Khazen

Magazine entretien Farid Elias el Khazen
Ce qui sépare la majorité et l’opposition n’est pas lié aux développements régionaux. Preuve en est, si nous étions parvenus à nous mettre d’accord sur une formule consensuelle, nous aurions évité bien de déboires. Soyons clairs, en tant que Bloc du Changement et de la Réforme, nous n’acceptons, en aucune manière, que l’Iran, la Syrie ou n’importe quel autre pays, intervienne dans nos affaires et redevienne un acteur principal sur la scène libanaise. Certes, des répercussions moyen-orientales sur le Liban existent, mais si nous parvenons à nous entendre entre Libanais sur une plate-forme commune dans laquelle aucune partie ne se sent lésée, le problème sera résolu.
Les incidents à caractère sectaire qui ont lieu vont-ils vous inciter à prendre d’autres mesures pour accélérer la démission du gouvernement?
Nous dénonçons formellement tout acte de violence. Il est de la responsabilité de l’armée et des Forces de sécurité intérieure (FSI) de remplir leur rôle pour éviter tout dérapage. Nous allons poursuivre notre sit-in et décider, peut-être, d’autres mesures à prendre au moment opportun. Espérons, par ailleurs, que la démarche entreprise par le secrétaire général de la Ligue arabe, Amr Moussa, porte ses fruits. Nos demandes ne sont pas difficiles à satisfaire, une participation active au gouvernement et non le sabotage comme certains le présentent.
Risquons-nous un conflit entre sunnites et chiites comme d’aucuns le craignent? Ce scénario est-il possible?
Les éléments externes et internes d’une guerre n’existent pas actuellement. Il n’y a pas de mobilisation dans ce sens. En 1975, le pays était en ébullition et il a suffi d’une étincelle pour que la guerre éclate. On n’en est pas là. La situation est complètement différente. Il peut y avoir, en revanche, des incidents sécuritaires, des assassinats…

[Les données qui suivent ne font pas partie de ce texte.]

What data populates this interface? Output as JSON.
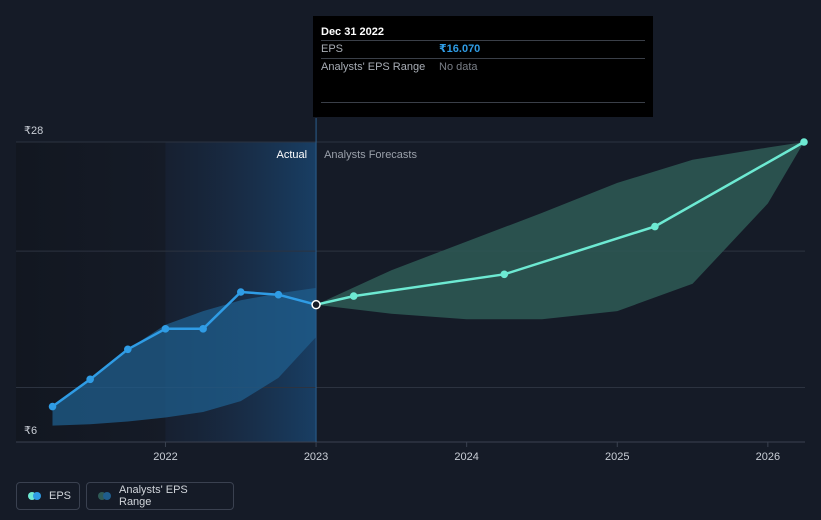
{
  "tooltip": {
    "date": "Dec 31 2022",
    "eps_label": "EPS",
    "eps_value": "₹16.070",
    "range_label": "Analysts' EPS Range",
    "range_value": "No data"
  },
  "region_labels": {
    "actual": "Actual",
    "forecast": "Analysts Forecasts"
  },
  "legend": {
    "eps": "EPS",
    "range": "Analysts' EPS Range"
  },
  "colors": {
    "eps_actual": "#2f9ce5",
    "eps_forecast": "#6de9d2",
    "range_actual": "#1f5d8c",
    "range_forecast": "#2e5a56",
    "background": "#151b27"
  },
  "chart_data": {
    "type": "line",
    "y_tick_labels": [
      "₹28",
      "₹6"
    ],
    "ylim": [
      6,
      28
    ],
    "x_tick_labels": [
      "2022",
      "2023",
      "2024",
      "2025",
      "2026"
    ],
    "xlim": [
      2021.22,
      2026.24
    ],
    "divider_x": 2023.0,
    "series": [
      {
        "name": "EPS",
        "segment": "actual",
        "points": [
          {
            "x": 2021.25,
            "y": 8.6
          },
          {
            "x": 2021.5,
            "y": 10.6
          },
          {
            "x": 2021.75,
            "y": 12.8
          },
          {
            "x": 2022.0,
            "y": 14.3
          },
          {
            "x": 2022.25,
            "y": 14.3
          },
          {
            "x": 2022.5,
            "y": 17.0
          },
          {
            "x": 2022.75,
            "y": 16.8
          },
          {
            "x": 2023.0,
            "y": 16.07
          }
        ]
      },
      {
        "name": "EPS",
        "segment": "forecast",
        "points": [
          {
            "x": 2023.0,
            "y": 16.07
          },
          {
            "x": 2023.25,
            "y": 16.7
          },
          {
            "x": 2024.25,
            "y": 18.3
          },
          {
            "x": 2025.25,
            "y": 21.8
          },
          {
            "x": 2026.24,
            "y": 28.0
          }
        ]
      }
    ],
    "range_actual": {
      "x": [
        2021.25,
        2021.5,
        2021.75,
        2022.0,
        2022.25,
        2022.5,
        2022.75,
        2023.0
      ],
      "low": [
        7.2,
        7.3,
        7.5,
        7.8,
        8.2,
        9.0,
        10.7,
        13.7
      ],
      "high": [
        8.6,
        10.6,
        12.8,
        14.6,
        15.6,
        16.4,
        16.9,
        17.3
      ]
    },
    "range_forecast": {
      "x": [
        2023.0,
        2023.5,
        2024.0,
        2024.5,
        2025.0,
        2025.5,
        2026.0,
        2026.24
      ],
      "low": [
        16.07,
        15.4,
        15.0,
        15.0,
        15.6,
        17.6,
        23.5,
        28.0
      ],
      "high": [
        16.07,
        18.6,
        20.7,
        22.8,
        25.0,
        26.7,
        27.6,
        28.0
      ]
    }
  }
}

Les derniers incidents inter-chrétiens ont montré que les choses ne vont pas au mieux au sein de la communauté. La situation risque-t-elle de dégénérer?
Certains chrétiens de la majorité ont cru que l’assassinat de Pierre Gemayel leur offrait l’opportunité de neutraliser le mouvement aouniste. Toute leur démarche indiquait que tel était leur objectif: les attaques contre les locaux du parti, les photos du général déchirées, les provocations verbales…, je pense qu’ils ont compris que l’élimination d’un courant enraciné au sein de la société n’est pas chose facile et que leur comportement n’aboutira qu’à créer plus de tensions.